Si l'uchronie change le cours de l'histoire pour créer une intrigue et faire réfléchir, l'auteur part de l'histoire réelle dont les éléments se retrouvent dans ce monde changé :
Comme plus tard, Robert Harris dans Fatherland, Dick ne peut imaginer une Seconde Guerre mondiale qui ne se terminerait pas en Guerre froide. Les relations entre les alliés allemands et japonais sont loin d'être cordiales dans le roman.
Dans la réalité, la conclusion du roman est cohérente, non sur le plan militaire, mais sur le plan économique. La défaite en 1945 de l'Allemagne et du Japon a eu un effet économique : privés d'armée puissante et de prestige militaire, les deux pays vaincus se sont repliés vers l'excellence économique. Ils sont redevenus des puissances économiques mondiales au bout des « Trente Glorieuses ». Dans le Maître du Haut-Château, les habitants des États-Unis se relèvent lentement de la défaite par l'innovation artisanale, par la vente de leur patrimoine à des vainqueurs qui l'apprécient. Ils commencent à prendre leur revanche comme le montre le personnage Frank dans sa relation avec les Japonais, mais sont décrits comme gardant un fort complexe d'infériorité devant la culture de leurs vainqueurs.

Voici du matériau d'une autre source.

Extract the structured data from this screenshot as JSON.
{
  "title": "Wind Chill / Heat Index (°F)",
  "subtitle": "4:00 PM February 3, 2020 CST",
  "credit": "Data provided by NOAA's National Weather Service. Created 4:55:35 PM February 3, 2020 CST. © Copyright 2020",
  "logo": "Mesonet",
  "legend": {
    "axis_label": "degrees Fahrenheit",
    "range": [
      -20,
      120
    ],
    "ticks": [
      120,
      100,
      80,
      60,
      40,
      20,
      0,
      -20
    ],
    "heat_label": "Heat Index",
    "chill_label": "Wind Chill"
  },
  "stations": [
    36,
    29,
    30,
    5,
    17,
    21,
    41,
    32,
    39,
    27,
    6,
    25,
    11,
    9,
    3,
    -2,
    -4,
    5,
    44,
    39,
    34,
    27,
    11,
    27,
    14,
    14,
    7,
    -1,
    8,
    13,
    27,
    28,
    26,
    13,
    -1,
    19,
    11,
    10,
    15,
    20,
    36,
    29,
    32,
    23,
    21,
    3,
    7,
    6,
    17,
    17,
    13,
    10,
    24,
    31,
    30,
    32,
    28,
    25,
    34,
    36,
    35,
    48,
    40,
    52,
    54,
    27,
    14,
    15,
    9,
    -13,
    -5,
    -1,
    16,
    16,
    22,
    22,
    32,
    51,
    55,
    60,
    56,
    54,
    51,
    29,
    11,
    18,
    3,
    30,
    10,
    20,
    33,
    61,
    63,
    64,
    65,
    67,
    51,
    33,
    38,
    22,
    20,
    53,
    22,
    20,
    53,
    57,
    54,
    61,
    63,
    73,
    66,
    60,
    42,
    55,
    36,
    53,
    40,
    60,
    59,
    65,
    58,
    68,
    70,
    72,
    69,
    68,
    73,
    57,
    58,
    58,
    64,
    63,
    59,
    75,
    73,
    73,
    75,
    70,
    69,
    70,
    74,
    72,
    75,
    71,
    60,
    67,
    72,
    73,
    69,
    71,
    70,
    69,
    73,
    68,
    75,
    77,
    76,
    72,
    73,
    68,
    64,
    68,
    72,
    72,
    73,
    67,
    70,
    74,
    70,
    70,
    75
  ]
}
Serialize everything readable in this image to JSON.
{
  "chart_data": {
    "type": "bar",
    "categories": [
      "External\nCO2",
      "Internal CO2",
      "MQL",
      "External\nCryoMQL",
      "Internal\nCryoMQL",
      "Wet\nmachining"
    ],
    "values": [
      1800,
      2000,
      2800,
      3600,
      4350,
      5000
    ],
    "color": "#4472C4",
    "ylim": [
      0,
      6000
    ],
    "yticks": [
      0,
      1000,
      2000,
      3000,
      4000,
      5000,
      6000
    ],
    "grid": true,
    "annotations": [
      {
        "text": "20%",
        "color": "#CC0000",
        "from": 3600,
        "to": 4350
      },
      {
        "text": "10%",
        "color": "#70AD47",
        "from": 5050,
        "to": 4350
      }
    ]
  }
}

Enfin, Philip K. Dick tire des conclusions technologiques à la victoire des Nazis. Les États-Unis, dans son uchronie, n'ont plus les moyens de développer leur aviation à réaction, c'est l'ingénieur allemand Werner von Braun qui va inventer pour l'Allemagne des fusées pour les vols intercontinentaux : la Lune est conquise peu après la fin de la guerre, les premières missions vers Mars commencent dans la décennie qui suit, ce que Dick impute dans le livre au goût pour l'abstraction de la culture allemande, « La race, la colonisation spatiale, l'espace vital : ils ne raisonnent que comme ça ».
Dans la réalité, c'est bien von Braun qui a développé des fusées-missiles V2 pour Hitler avant d'être récupéré par les États-Unis d'Amérique et de participer aux projets de fusées spatiales : le projet Jupiter lui sera confié après les échecs répétés du programme Vanguard de la Marine qui ne l'avait pas consulté, et sera, lui, un sans faute.
La fin du livre est énigmatique. En effet Juliana apprend alors que c'est l'oracle qui a écrit La Sauterelle et à la question "Pourquoi ?", ce dernier répond que c'est la vérité. Quelle est cette vérité dont parle l'oracle ? Dans un roman où le monde est clairement sous la domination de l'Axe, les personnages doivent admettre que "l'Allemagne et le Japon ont perdu la guerre". On peut y voir une nouvelle mise en abyme où, sans se l'avouer clairement, les personnages doivent admettre qu'ils vivent dans une fiction. Cependant, le livre écrit par l'oracle ne décrit pas tout à fait notre réalité. Et le livre ne peut que nous renvoyer à notre propre questionnement, quelle est notre réalité ? Car nous aussi, comme les personnages du roman, nous lisons un livre qui nous décrit un autre monde en nous disant "c'est la réalité". À travers ces jeux de miroirs, le roman de Philip K. Dick pose à nouveau la question de la définition de la réalité, de sa frontière avec la fiction, de notre existence et de son incertitude.